O dentista Gustavo Gesteira, preso durante uma operação contra a venda irregular de canetas emagrecedoras em Salvador, ganhou liberdade provisória após passar por audiência de custódia nesta sexta-feira (13). Ele havia sido detido no início da semana em um apartamento de alto padrão na região da Ladeira da Barra, onde policiais encontraram medicamentos e substâncias consideradas proibidas.
A investigação apura a suspeita de falsificação, adulteração e comercialização irregular de produtos destinados a fins terapêuticos ou medicinais. Segundo a polícia, o dentista seria um dos principais nomes por trás de um esquema de revenda dessas canetas, usadas para emagrecimento. Ao todo, 13 pessoas foram presas durante a operação.
Na decisão, o juiz Cidval Santos Sousa Filho apontou que ainda não existe um laudo químico conclusivo sobre os produtos apreendidos. O magistrado também destacou que, seguindo entendimento do Supremo Tribunal Federal, a pena máxima prevista para o caso é de até três anos, o que impede a decretação de prisão preventiva.
Nem tudo são flores
Apesar da soltura, o dentista terá que cumprir algumas medidas cautelares.
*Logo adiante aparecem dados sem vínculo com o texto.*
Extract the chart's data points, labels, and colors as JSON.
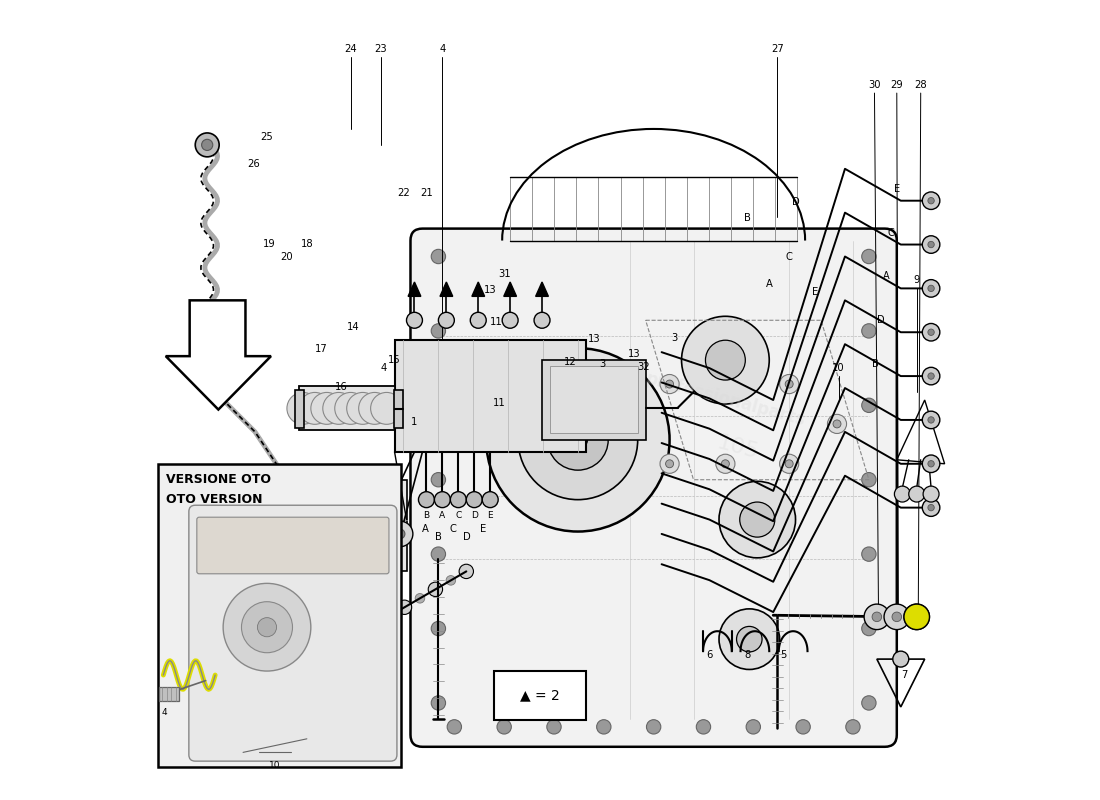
{
  "bg_color": "#ffffff",
  "line_color": "#000000",
  "light_gray": "#cccccc",
  "mid_gray": "#aaaaaa",
  "dark_gray": "#555555",
  "yellow_highlight": "#dddd00",
  "inset_label_line1": "VERSIONE OTO",
  "inset_label_line2": "OTO VERSION",
  "legend_text": "▲ = 2"
}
Entre elas, comparecer a todos os atos do processo, informar suas atividades à Justiça a cada dois meses e não deixar a comarca por mais de sete dias sem autorização judicial.
A decisão também determinou a suspensão das atividades e o fechamento da Drogaria Ondina enquanto as investigações seguem em andamento, para evitar que a suposta prática continue acontecendo. A defesa de Gustavo confirmou a liberação, mas preferiu não comentar o caso até o momento.